17-01-2026, 01:57 AM
@Jorge_Stolfi, thanks for your considerations.
Let’s begin from your last paragraph, when we do know the language. We can see ‘The’ and ‘the’ as being the same word because we know the language. Otherwise, we do not have that privilege, which is the case in the VM. So, we must treat the transliteration in a way that would distinguish between The and the, unfortunately. There is no other way to do it, in my view.
T, h, and e are separate letters in both versions, because we see that in our supposed original. If they had been connected (not knowing what they mean), we have no choice but respect the original and treat them as connected. If c-c or a c-^-c (a c-c with a diacritic on top) is all one connected symbol, we need to treat it as that and respect the original, rather than assuming it is comprised of the three parts. Of course it is helpful to see if a k between a double c is used separately on its own as well, and v101 does that too (which is why I like it more than others). We will surely note that in that one symbol, the author/scribe is using a c or a gallow to construct it; but still, there is a reason they are visually rendered as one symbol. So, yes, also if we see different looking diacritics for the c-c, even when we are not sure, we should take that into account, unfortunately, since we are dealing with an unknown language.

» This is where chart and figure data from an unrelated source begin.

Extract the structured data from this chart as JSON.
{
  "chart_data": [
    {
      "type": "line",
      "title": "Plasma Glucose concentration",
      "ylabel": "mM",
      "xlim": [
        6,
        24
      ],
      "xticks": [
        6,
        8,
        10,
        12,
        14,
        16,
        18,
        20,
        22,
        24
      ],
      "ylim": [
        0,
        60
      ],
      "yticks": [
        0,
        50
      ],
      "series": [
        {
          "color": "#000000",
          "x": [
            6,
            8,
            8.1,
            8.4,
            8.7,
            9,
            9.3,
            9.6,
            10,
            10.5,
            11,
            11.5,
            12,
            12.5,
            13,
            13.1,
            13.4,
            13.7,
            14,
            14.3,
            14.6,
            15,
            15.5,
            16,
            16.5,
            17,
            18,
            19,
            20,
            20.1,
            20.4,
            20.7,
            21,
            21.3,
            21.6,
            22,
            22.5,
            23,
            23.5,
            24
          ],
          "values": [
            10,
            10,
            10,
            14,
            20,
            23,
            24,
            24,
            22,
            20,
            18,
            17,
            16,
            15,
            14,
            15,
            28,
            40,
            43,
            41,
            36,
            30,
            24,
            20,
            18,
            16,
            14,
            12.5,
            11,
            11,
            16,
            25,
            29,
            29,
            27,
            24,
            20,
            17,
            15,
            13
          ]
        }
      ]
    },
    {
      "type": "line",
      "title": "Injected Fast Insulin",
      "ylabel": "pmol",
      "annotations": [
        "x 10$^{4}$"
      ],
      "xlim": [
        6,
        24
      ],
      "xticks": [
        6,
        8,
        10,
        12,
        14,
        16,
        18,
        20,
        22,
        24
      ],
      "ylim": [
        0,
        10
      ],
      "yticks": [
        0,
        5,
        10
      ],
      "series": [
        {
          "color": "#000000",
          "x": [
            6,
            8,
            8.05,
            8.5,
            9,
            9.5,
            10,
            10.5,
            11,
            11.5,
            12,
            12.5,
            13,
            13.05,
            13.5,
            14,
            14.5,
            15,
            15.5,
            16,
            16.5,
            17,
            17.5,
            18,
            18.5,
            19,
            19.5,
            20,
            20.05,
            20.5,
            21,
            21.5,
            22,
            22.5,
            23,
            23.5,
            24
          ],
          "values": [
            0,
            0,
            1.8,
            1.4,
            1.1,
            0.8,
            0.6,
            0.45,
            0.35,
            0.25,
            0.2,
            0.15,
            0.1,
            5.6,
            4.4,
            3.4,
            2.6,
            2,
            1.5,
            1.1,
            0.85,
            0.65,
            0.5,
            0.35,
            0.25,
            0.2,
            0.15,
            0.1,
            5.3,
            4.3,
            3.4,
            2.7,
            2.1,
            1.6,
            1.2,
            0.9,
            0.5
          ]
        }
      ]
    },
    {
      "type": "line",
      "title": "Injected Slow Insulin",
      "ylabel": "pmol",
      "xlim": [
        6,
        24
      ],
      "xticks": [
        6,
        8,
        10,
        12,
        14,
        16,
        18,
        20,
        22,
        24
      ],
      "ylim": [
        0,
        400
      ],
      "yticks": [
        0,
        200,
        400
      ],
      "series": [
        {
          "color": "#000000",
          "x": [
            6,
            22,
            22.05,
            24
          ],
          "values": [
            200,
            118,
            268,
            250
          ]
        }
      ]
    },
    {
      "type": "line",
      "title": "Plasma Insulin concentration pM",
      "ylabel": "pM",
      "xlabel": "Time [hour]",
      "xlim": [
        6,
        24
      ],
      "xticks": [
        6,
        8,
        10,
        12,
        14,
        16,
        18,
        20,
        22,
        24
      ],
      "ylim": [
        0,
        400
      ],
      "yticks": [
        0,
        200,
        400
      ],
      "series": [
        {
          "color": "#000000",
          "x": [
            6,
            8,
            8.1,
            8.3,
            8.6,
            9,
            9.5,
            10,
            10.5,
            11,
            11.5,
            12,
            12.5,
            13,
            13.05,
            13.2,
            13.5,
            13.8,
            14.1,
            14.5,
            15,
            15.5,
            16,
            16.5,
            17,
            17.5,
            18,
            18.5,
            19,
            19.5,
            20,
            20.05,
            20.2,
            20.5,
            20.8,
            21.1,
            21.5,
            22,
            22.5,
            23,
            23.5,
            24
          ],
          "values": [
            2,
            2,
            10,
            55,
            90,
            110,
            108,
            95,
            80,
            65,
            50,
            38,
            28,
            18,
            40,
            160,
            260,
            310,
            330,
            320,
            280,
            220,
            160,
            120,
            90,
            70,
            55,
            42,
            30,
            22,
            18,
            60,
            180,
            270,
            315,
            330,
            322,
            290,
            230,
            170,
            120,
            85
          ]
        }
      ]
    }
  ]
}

It is only when we respect that visual, that we can then compare it to a c-c and say, “it seems this one is the same as the other with this or that diacritic on top.” The same holds for “bench” symbols. By splitting it into the three parts, we have already allowed our own assumptions dictate the visual original’s features. We don’t know if the author and the scribe were agreed on that, but that is something we cannot consider as an assumption to prefer this or that transliteration system.

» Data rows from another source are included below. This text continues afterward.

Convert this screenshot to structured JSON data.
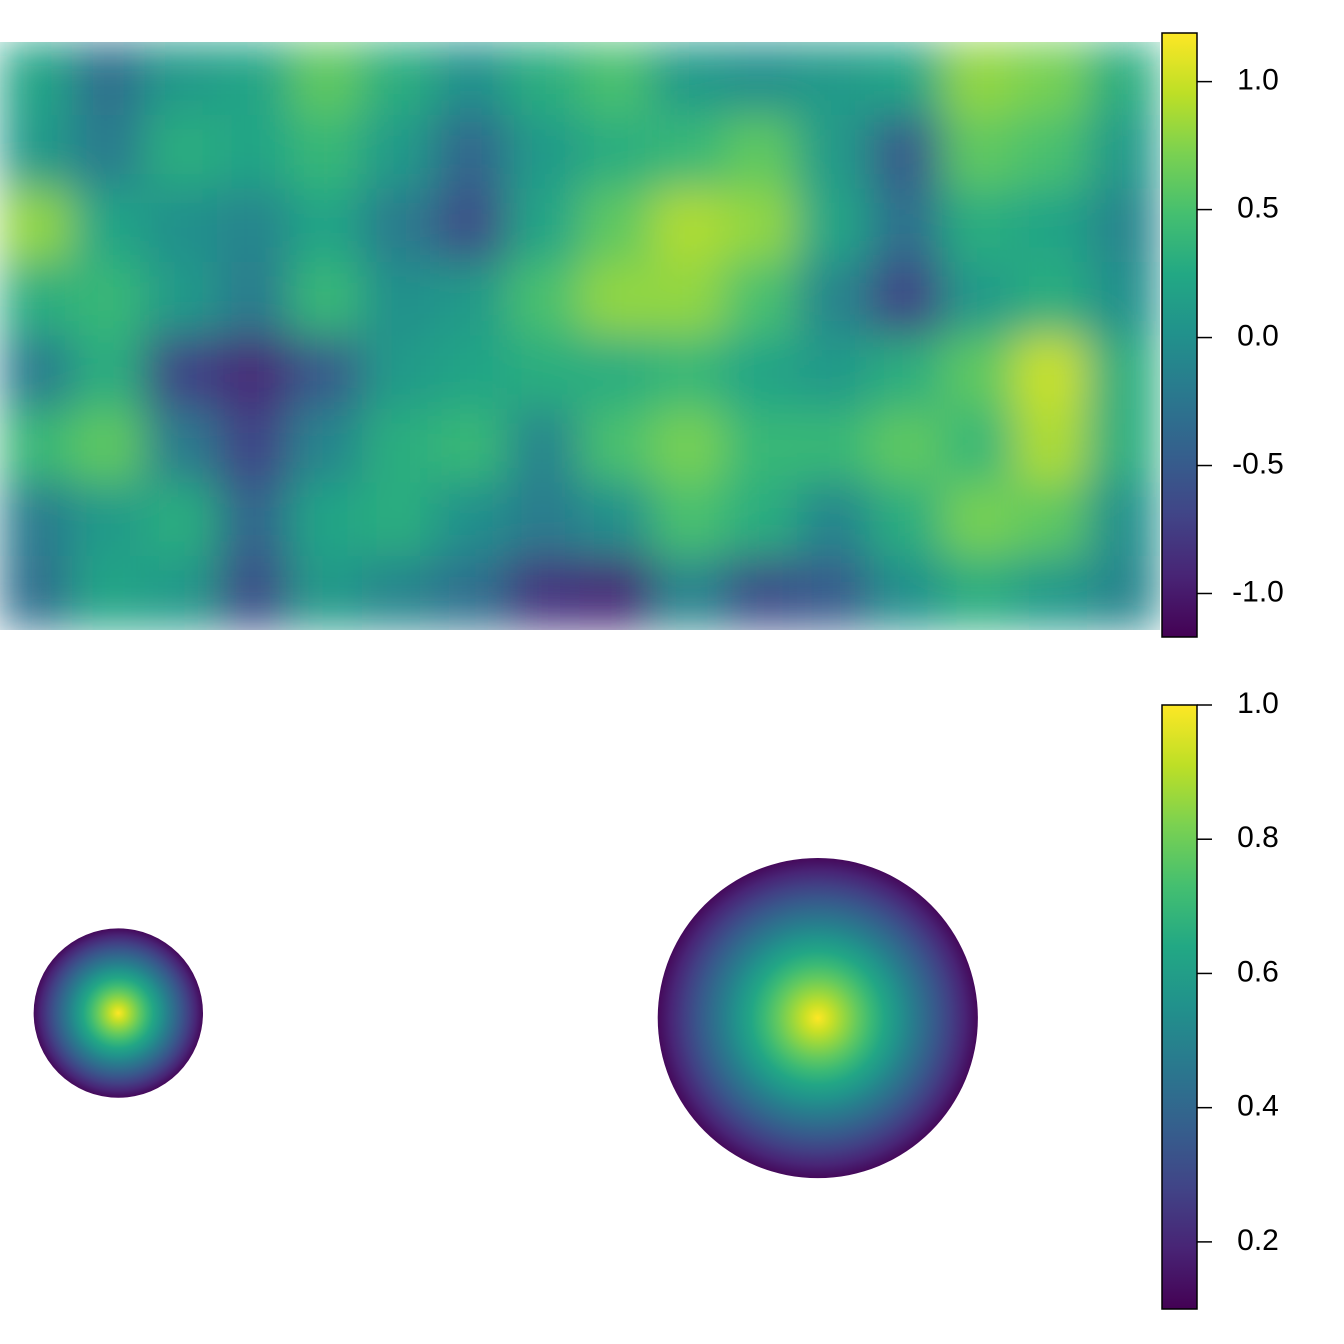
{
  "chart_data": [
    {
      "type": "heatmap",
      "colormap": "viridis",
      "values": [
        [
          0.2,
          -0.3,
          0.1,
          0.2,
          0.6,
          0.3,
          0.0,
          0.3,
          0.5,
          0.1,
          0.0,
          0.1,
          0.2,
          0.8,
          0.7,
          0.3
        ],
        [
          0.1,
          -0.2,
          0.3,
          0.2,
          0.4,
          0.1,
          -0.4,
          0.1,
          0.3,
          0.4,
          0.6,
          0.1,
          -0.5,
          0.6,
          0.5,
          0.1
        ],
        [
          0.8,
          0.2,
          0.0,
          -0.1,
          0.2,
          -0.2,
          -0.6,
          0.2,
          0.6,
          0.9,
          0.8,
          0.2,
          -0.3,
          0.3,
          0.2,
          -0.1
        ],
        [
          0.3,
          0.4,
          0.1,
          -0.2,
          0.4,
          0.0,
          0.1,
          0.5,
          0.8,
          0.8,
          0.5,
          -0.1,
          -0.7,
          0.1,
          0.3,
          0.0
        ],
        [
          -0.2,
          0.3,
          -0.7,
          -0.9,
          -0.5,
          0.1,
          0.2,
          0.3,
          0.3,
          0.4,
          0.2,
          0.1,
          0.3,
          0.6,
          1.0,
          0.3
        ],
        [
          0.4,
          0.6,
          -0.2,
          -0.7,
          -0.1,
          0.3,
          0.4,
          -0.1,
          0.5,
          0.7,
          0.4,
          0.4,
          0.6,
          0.4,
          0.9,
          0.3
        ],
        [
          -0.2,
          0.1,
          0.3,
          -0.4,
          0.2,
          0.3,
          0.0,
          -0.2,
          0.0,
          0.5,
          0.3,
          -0.1,
          0.3,
          0.7,
          0.6,
          0.0
        ],
        [
          -0.3,
          0.2,
          0.1,
          -0.6,
          0.1,
          -0.1,
          -0.3,
          -0.8,
          -0.9,
          -0.1,
          -0.6,
          -0.5,
          0.0,
          0.3,
          0.1,
          -0.1
        ]
      ],
      "zlim": [
        -1.17,
        1.19
      ],
      "zticks": [
        {
          "value": 1,
          "label": "1.0"
        },
        0.5,
        {
          "value": 0,
          "label": "0.0"
        },
        -0.5,
        {
          "value": -1,
          "label": "-1.0"
        }
      ]
    },
    {
      "type": "spots",
      "colormap": "viridis",
      "xlim": [
        0,
        1
      ],
      "ylim": [
        0,
        1
      ],
      "spots": [
        {
          "x": 0.102,
          "y": 0.495,
          "radius": 0.073,
          "peak": 1.0,
          "edge": 0.12
        },
        {
          "x": 0.705,
          "y": 0.487,
          "radius": 0.138,
          "peak": 1.0,
          "edge": 0.12
        }
      ],
      "zlim": [
        0.1,
        1.0
      ],
      "zticks": [
        {
          "value": 1,
          "label": "1.0"
        },
        0.8,
        0.6,
        0.4,
        0.2
      ]
    }
  ]
}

For this reason, following the visuals of the original are essential. Here we arrive at your listed assumptions and conditions.
I do understand your points regarding the assumption variations. But the problem is that they are all assumptions, and we do not know whether any is truer than the others, even though you and I may prefer some over others. To be empirically strict, yes, we should treat noticeably different symbols (even if we suspect it is a different handwriting style) as being different, though see them as possible variations of the same symbol.

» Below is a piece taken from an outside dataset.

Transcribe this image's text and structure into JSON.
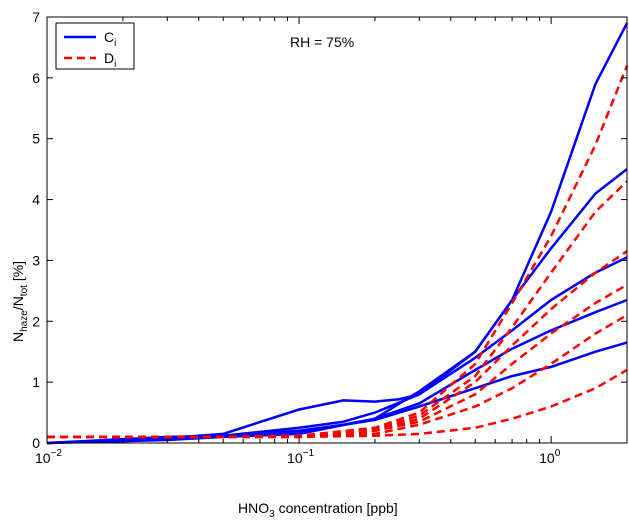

Yes, there are challenges the VM poses: 1-The original can be illegible; 2-The retracing may be in error; 3-Author intentions may have been distorted in the scribing; 4-handwriting styles may add undeterminable noise for transliterations choices, and so on.
If it is hard to decide whether a letter is one of two similarly looking ones, that can also affect the word in which it is found. So, the ambiguity would exist no matter what transliteration systems we devise.
But all of the above have less to do with the main point I am trying to convey.
The final goal is to be able to read the VM text, not any transliterations of it, no matter how good or bad the transliteration systems are.
Yes, their helpfulness depends on whether they can most immediately convey the visual characteristics of the original. A double c is a double c, connected on top, not two separate letters. The author and/or scribe wanted to say c-c as one symbol, since it was possibly a contraction for another word or set of words. A bench is all one symbol, not split in three parts as assumed. V101 at least acknowledges the double-c with diacritic as being one symbol, transliterated as 2.
The MAIN problem is when any of these transliteration systems are used to draw linguistic conclusions about the language, i.e., whether it is a natural, constructed, hoax, gibberish, etc., language. You can’t make such judgments based on transliterations, no matter how good or bad they are, whether v101 or EVA.
I have no problem with transliteration systems being used to know statistically how many of this or that symbol appears, alone or in combination in the VM, assuming all the imperfections involved. This of course assumes we can read the text (legibility), scribal handwriting, scribal or other retracing, how faithful or aware the scribes were about a (living or dead) author’s intentions. These complicate constructing such transliteration systems.
But ultimately the criterion should be the study of the actual original as visually displayed in only manuscript copy, we have.
I think preoccupation with transliterations have prevented us from paying more attention to the actual visual information the original text is offering. The more we spend time on the former, the less we spend time on the latter.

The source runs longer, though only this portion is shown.